Synopsis (Credit: www.amazon.co.uk)
Our lives are driven by a fact that most of us can't name and don't understand. It defines who our friends and lovers are, which careers we choose, and whether we blush when we're embarrassed. That fact is whether we're an introvert or an extrovert.
The introvert/extrovert divide is the most fundamental dimension of personality. And at least a third of us are on the introverted side. Some of the world's most talented people are introverts. Without them we wouldn't have the Apple computer, the theory of relativity or Van Gogh's sunflowers.
Yet extroverts have taken over. Shyness, sensitivity and seriousness are often seen as being negative. Introverts feel reproached for being the way they are.
In Quiet, Susan Cain shows how the brain chemistry of introverts and extroverts differs, and how society misunderstands and undervalues introverts. She gives introverts the tools to better understand themselves and take full advantage of their strengths.
(Received from Horinkie as a Random Act of BookCrossing Kindness.)
The book forms part of my permanent collection.
A species in which everyone was General Patton would not succeed, any more than would a race in which everyone was Vincent van Gogh. I prefer to think that the planet needs athletes, philosophers, sex symbols, painters, scientists; it needs the warmhearted, the hardhearted, the coldhearted, and the weakhearted. It needs those who can devote their lives to studying how many droplets of water are secreted by the salivary glands of dogs under which circumstances, and it needs those who can capture the passing impression of cherry blossoms in a fourteen-syllable poem or devote twenty-five pages to the dissection of a small boy's feelings as he lies in bed in the dark waiting for his mother to kiss him goodnight ... Indeed the presence of outstanding strengths presupposes that energy needed in other areas has been channeled away from them.
— Allen Shawn
In 2012 I watched a video of Susan Cain: her TED talk on The power of introverts. I added the book to my wishlist and forgot about it. So, it was a complete surprise to receive a brand new, hard-cover copy of the book as RABCK from Horinkie more than a year later.

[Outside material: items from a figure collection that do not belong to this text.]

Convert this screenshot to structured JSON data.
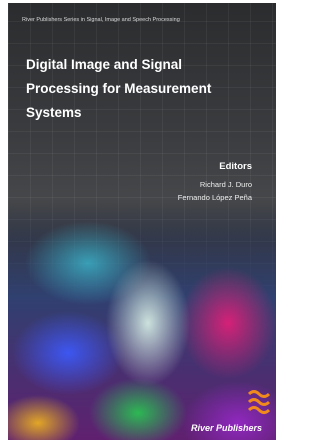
{
  "cover": {
    "series": "River Publishers Series in Signal, Image and Speech Processing",
    "title_lines": [
      "Digital Image and Signal",
      "Processing for Measurement",
      "Systems"
    ],
    "editors_label": "Editors",
    "editors": [
      "Richard J. Duro",
      "Fernando López Peña"
    ],
    "publisher": "River Publishers"
  }
}
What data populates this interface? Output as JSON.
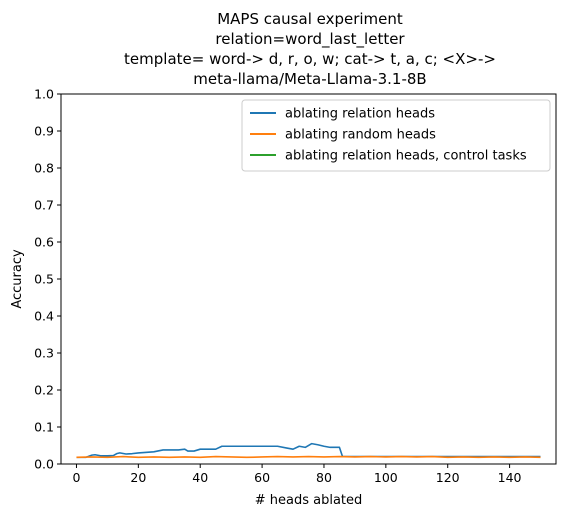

The book itself did not disappoint. It is well researched and meticulously laid out, with 47 pages of reference notes of the kind that invites further reading. Yet it never reads like a thesis. The author's style is relaxed and each finding or argument is backed up with an anecdote or example. Ultimately she gives so much of herself in the book that it should be easy for all, irrespective of where they find themselves on the introvert-extrovert scale, to relate with what she says.
On a personal level it was astonishing for me to realise how much of an introvert I was. A relief as well: it explained many of the traits in me that I've always regarded as 'probably selfish and asocial'.
I would recommend the book to all. It's definitely not only for the shy or introverted.